Another Polio? Alarming West Nile fever risks emerge
By John Pickrell and Janet Raloff
Having struck nearly 2,100 people and killed 98 in the United States so far this year, West Nile virus infection amounts to an epidemic. Now, medical workers have found poliolike symptoms in a few victims, and last week, federal officials said that blood transfusions appear to have infected some people.
The first U.S. cases of West Nile fever were reported in 1999 in New York. Since then, it’s hit 35 other states. The disease is generally transmitted by mosquitoes.
Though flulike symptoms are most common, some severe cases progress to encephalitis, a potentially fatal swelling of the brain, occurs. Two reports to be published in the Oct. 17 New England Journal of Medicine link the virus to rare instances of long-term paralysis, a symptom that had shown up in birds, horses, and monkeys.
Discovery of West Nile patients with polio symptoms is a surprise, says Jonathan D. Glass of the Emory University School of Medicine in Atlanta, a coauthor of one of the reports. Poliolike paralysis is something “you’ve read about” but never see in the United States anymore, he says.
Poliomyelitis paralysis–caused by spinal cord damage–is historically associated with the poliovirus, though other viruses can also cause it, says Glass. Before polio vaccinations began in 1955, the disease was common in the United States.

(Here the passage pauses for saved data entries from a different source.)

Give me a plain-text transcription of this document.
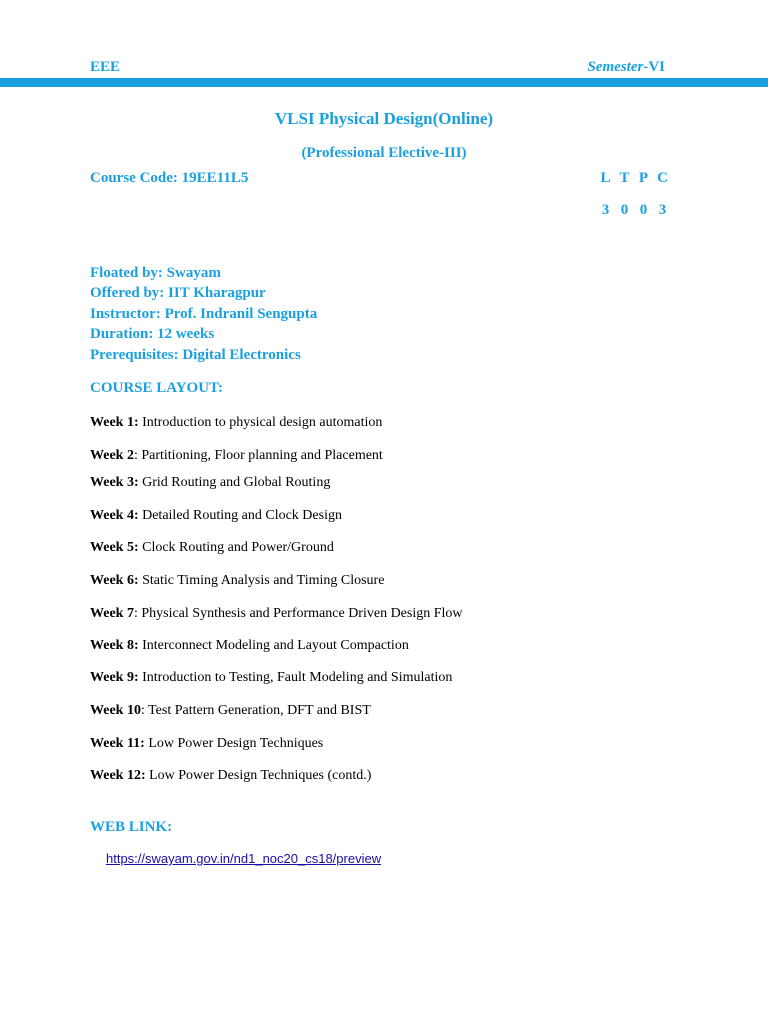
EEE	Semester-VI
VLSI Physical Design(Online)
(Professional Elective-III)
Course Code: 19EE11L5	L T P C
3 0 0 3
Floated by: Swayam
Offered by: IIT Kharagpur
Instructor: Prof. Indranil Sengupta
Duration: 12 weeks
Prerequisites: Digital Electronics
COURSE LAYOUT:
Week 1: Introduction to physical design automation
Week 2: Partitioning, Floor planning and Placement
Week 3: Grid Routing and Global Routing
Week 4: Detailed Routing and Clock Design
Week 5: Clock Routing and Power/Ground
Week 6: Static Timing Analysis and Timing Closure
Week 7: Physical Synthesis and Performance Driven Design Flow
Week 8: Interconnect Modeling and Layout Compaction
Week 9: Introduction to Testing, Fault Modeling and Simulation
Week 10: Test Pattern Generation, DFT and BIST
Week 11: Low Power Design Techniques
Week 12: Low Power Design Techniques (contd.)
WEB LINK:
https://swayam.gov.in/nd1_noc20_cs18/preview
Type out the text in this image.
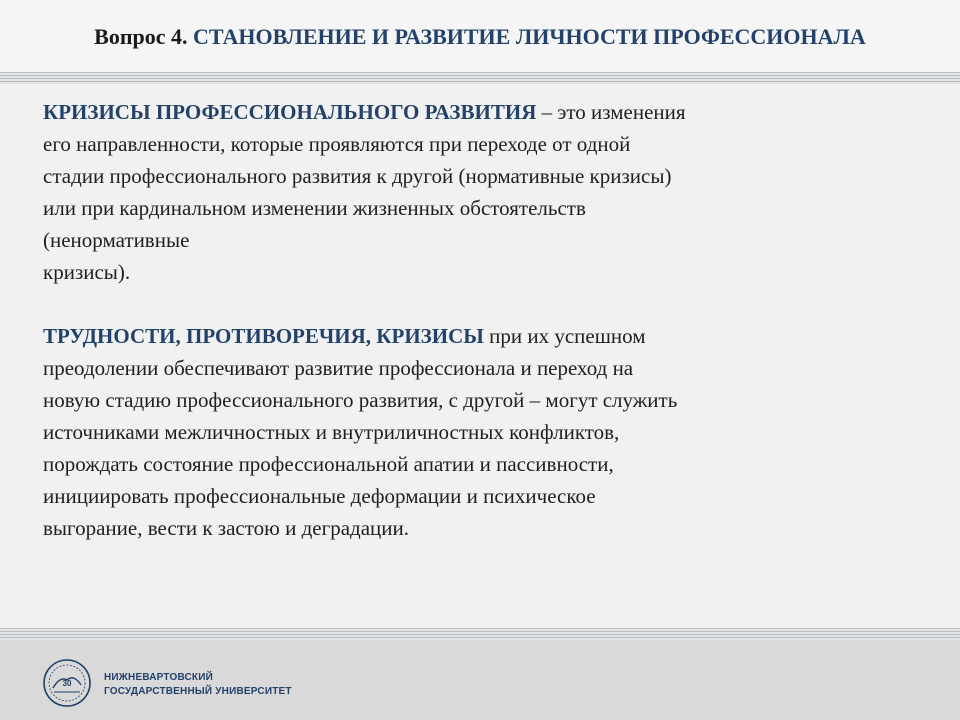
Вопрос 4. СТАНОВЛЕНИЕ И РАЗВИТИЕ ЛИЧНОСТИ ПРОФЕССИОНАЛА
КРИЗИСЫ ПРОФЕССИОНАЛЬНОГО РАЗВИТИЯ – это изменения
его направленности, которые проявляются при переходе от одной
стадии профессионального развития к другой (нормативные кризисы)
или при кардинальном изменении жизненных обстоятельств
(ненормативные
кризисы).
ТРУДНОСТИ, ПРОТИВОРЕЧИЯ, КРИЗИСЫ при их успешном
преодолении обеспечивают развитие профессионала и переход на
новую стадию профессионального развития, с другой – могут служить
источниками межличностных и внутриличностных конфликтов,
порождать состояние профессиональной апатии и пассивности,
инициировать профессиональные деформации и психическое
выгорание, вести к застою и деградации.
30
НИЖНЕВАРТОВСКИЙ
ГОСУДАРСТВЕННЫЙ УНИВЕРСИТЕТ
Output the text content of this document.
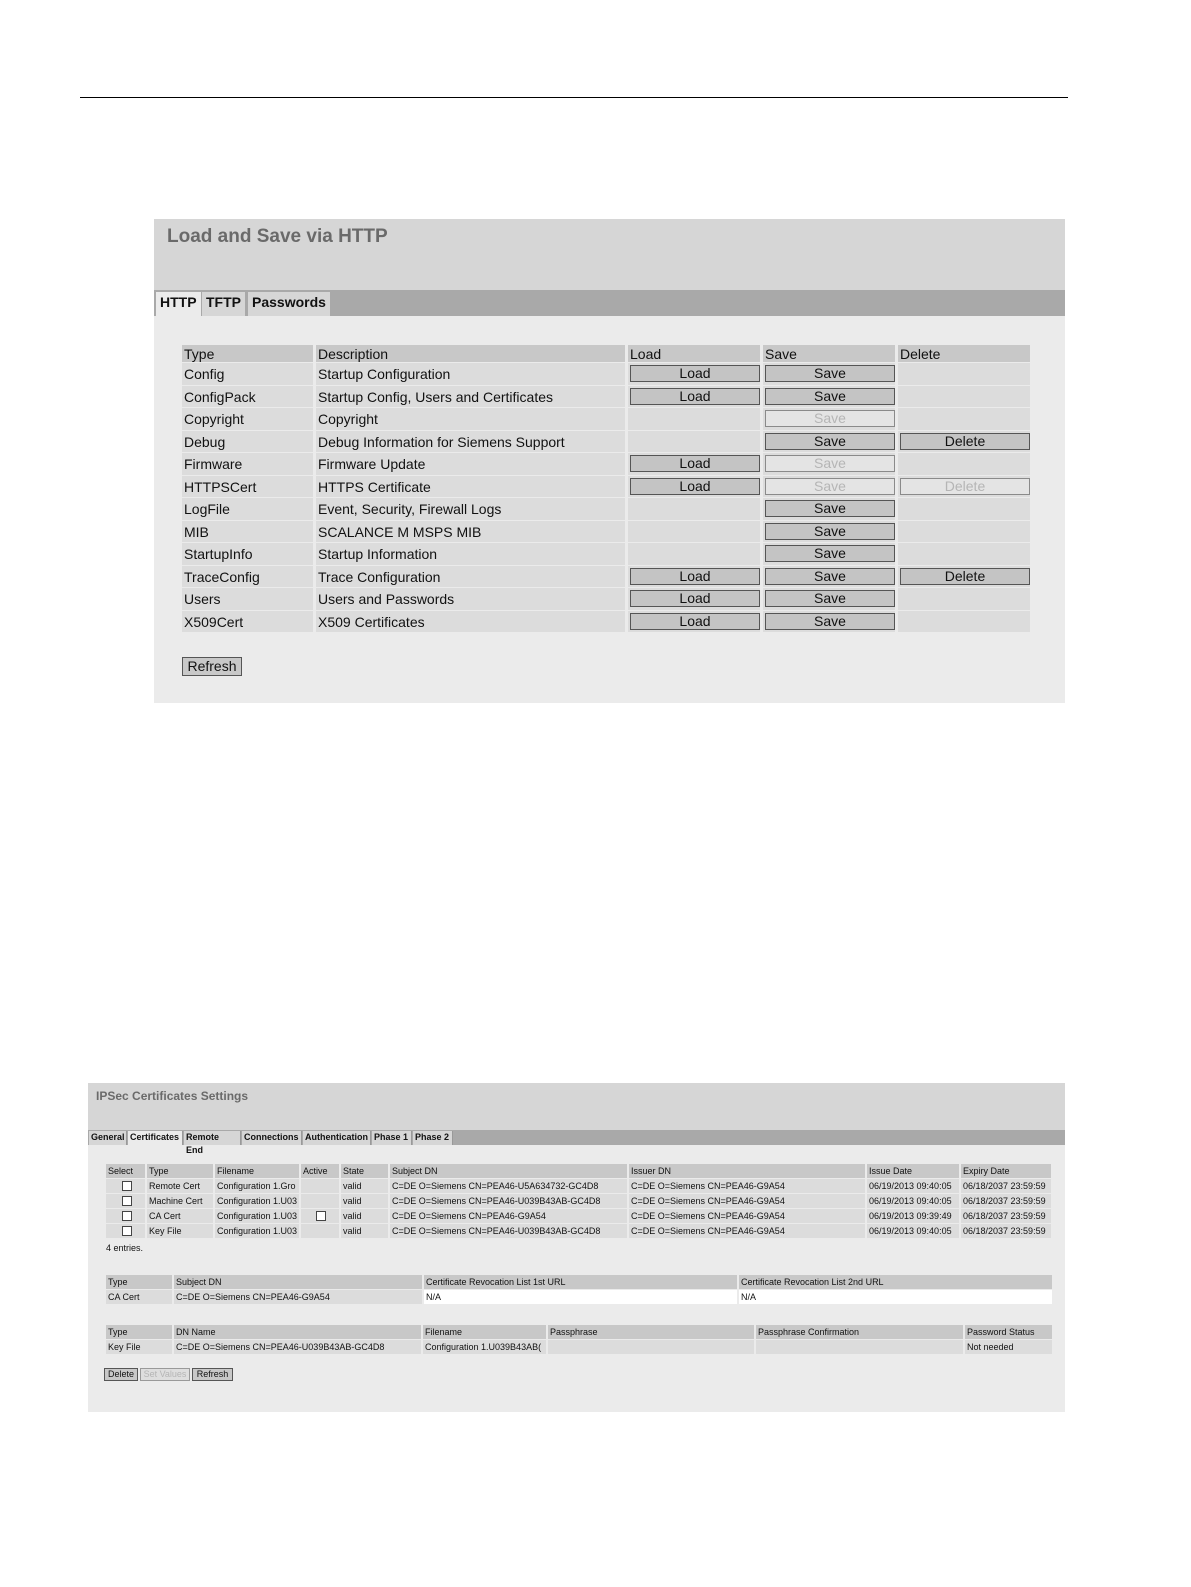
Load and Save via HTTP
HTTP TFTP Passwords
Type	Description	Load	Save	Delete
Config	Startup Configuration	Load	Save	

ConfigPack	Startup Config, Users and Certificates	Load	Save	

Copyright	Copyright		Save	

Debug	Debug Information for Siemens Support		Save	Delete

Firmware	Firmware Update	Load	Save	

HTTPSCert	HTTPS Certificate	Load	Save	Delete

LogFile	Event, Security, Firewall Logs		Save	

MIB	SCALANCE M MSPS MIB		Save	

StartupInfo	Startup Information		Save	

TraceConfig	Trace Configuration	Load	Save	Delete

Users	Users and Passwords	Load	Save	

X509Cert	X509 Certificates	Load	Save	

Refresh
IPSec Certificates Settings
General Certificates Remote End
Connections Authentication Phase 1 Phase 2
Select	Type	Filename	Active	State	Subject DN	Issuer DN	Issue Date	Expiry Date
	Remote Cert	Configuration 1.Gro		valid	C=DE O=Siemens CN=PEA46-U5A634732-GC4D8	C=DE O=Siemens CN=PEA46-G9A54	06/19/2013 09:40:05	06/18/2037 23:59:59
	Machine Cert	Configuration 1.U03		valid	C=DE O=Siemens CN=PEA46-U039B43AB-GC4D8	C=DE O=Siemens CN=PEA46-G9A54	06/19/2013 09:40:05	06/18/2037 23:59:59
	CA Cert	Configuration 1.U03		valid	C=DE O=Siemens CN=PEA46-G9A54	C=DE O=Siemens CN=PEA46-G9A54	06/19/2013 09:39:49	06/18/2037 23:59:59
	Key File	Configuration 1.U03		valid	C=DE O=Siemens CN=PEA46-U039B43AB-GC4D8	C=DE O=Siemens CN=PEA46-G9A54	06/19/2013 09:40:05	06/18/2037 23:59:59
4 entries.
Type	Subject DN	Certificate Revocation List 1st URL	Certificate Revocation List 2nd URL
CA Cert	C=DE O=Siemens CN=PEA46-G9A54	N/A	N/A
Type	DN Name	Filename	Passphrase	Passphrase Confirmation	Password Status
Key File	C=DE O=Siemens CN=PEA46-U039B43AB-GC4D8	Configuration 1.U039B43AB(			Not needed
Delete	Set Values	Refresh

Just as Glass’ team realized this past summer that West Nile infection could yield paralysis, researchers and physicians at the Methodist Rehabilitation Center in Jackson, Miss., discovered the same symptom in patients there.
Between them, the groups have diagnosed seven people with paralysis from West Nile fever. Some previous cases involved muscle weakness, says Dobrivoje S. Stokic from the Jackson team.
Polio symptoms probably aren’t caused by any particular West Nile strain, says Glass. “The more cases [of West Nile fever] you get, the more likely you are to see its rare manifestations,” he says.
Most of the paralysis cases were revealed by the Centers for Disease Control and Prevention in Atlanta on Sept. 19. CDC epidemiologist James J. Sejvar noted then that several patients with West Nile paralysis had been misdiagnosed with another paralytic malady, Guillain-Barré syndrome. However, Sejvar noted, unlike that syndrome, West Nile paralysis affects a patient’s body asymmetrically and doesn’t impair the sense of touch. The distinction is important, Sejvar notes, because side effects from unnecessary treatment for Guillain-Barré syndrome could be harmful.
Lyle R. Petersen of the CDC in Fort Collins, Colo., notes that live West Nile virus has been found in a sample of a banked blood product. Jesse L. Goodman of the Food and Drug Administration in Rockville, Md., adds that “at least a few of the reported [West Nile fever] cases may be related to transmission by blood and, certainly, in . . . one case, to transmission through organ donation.”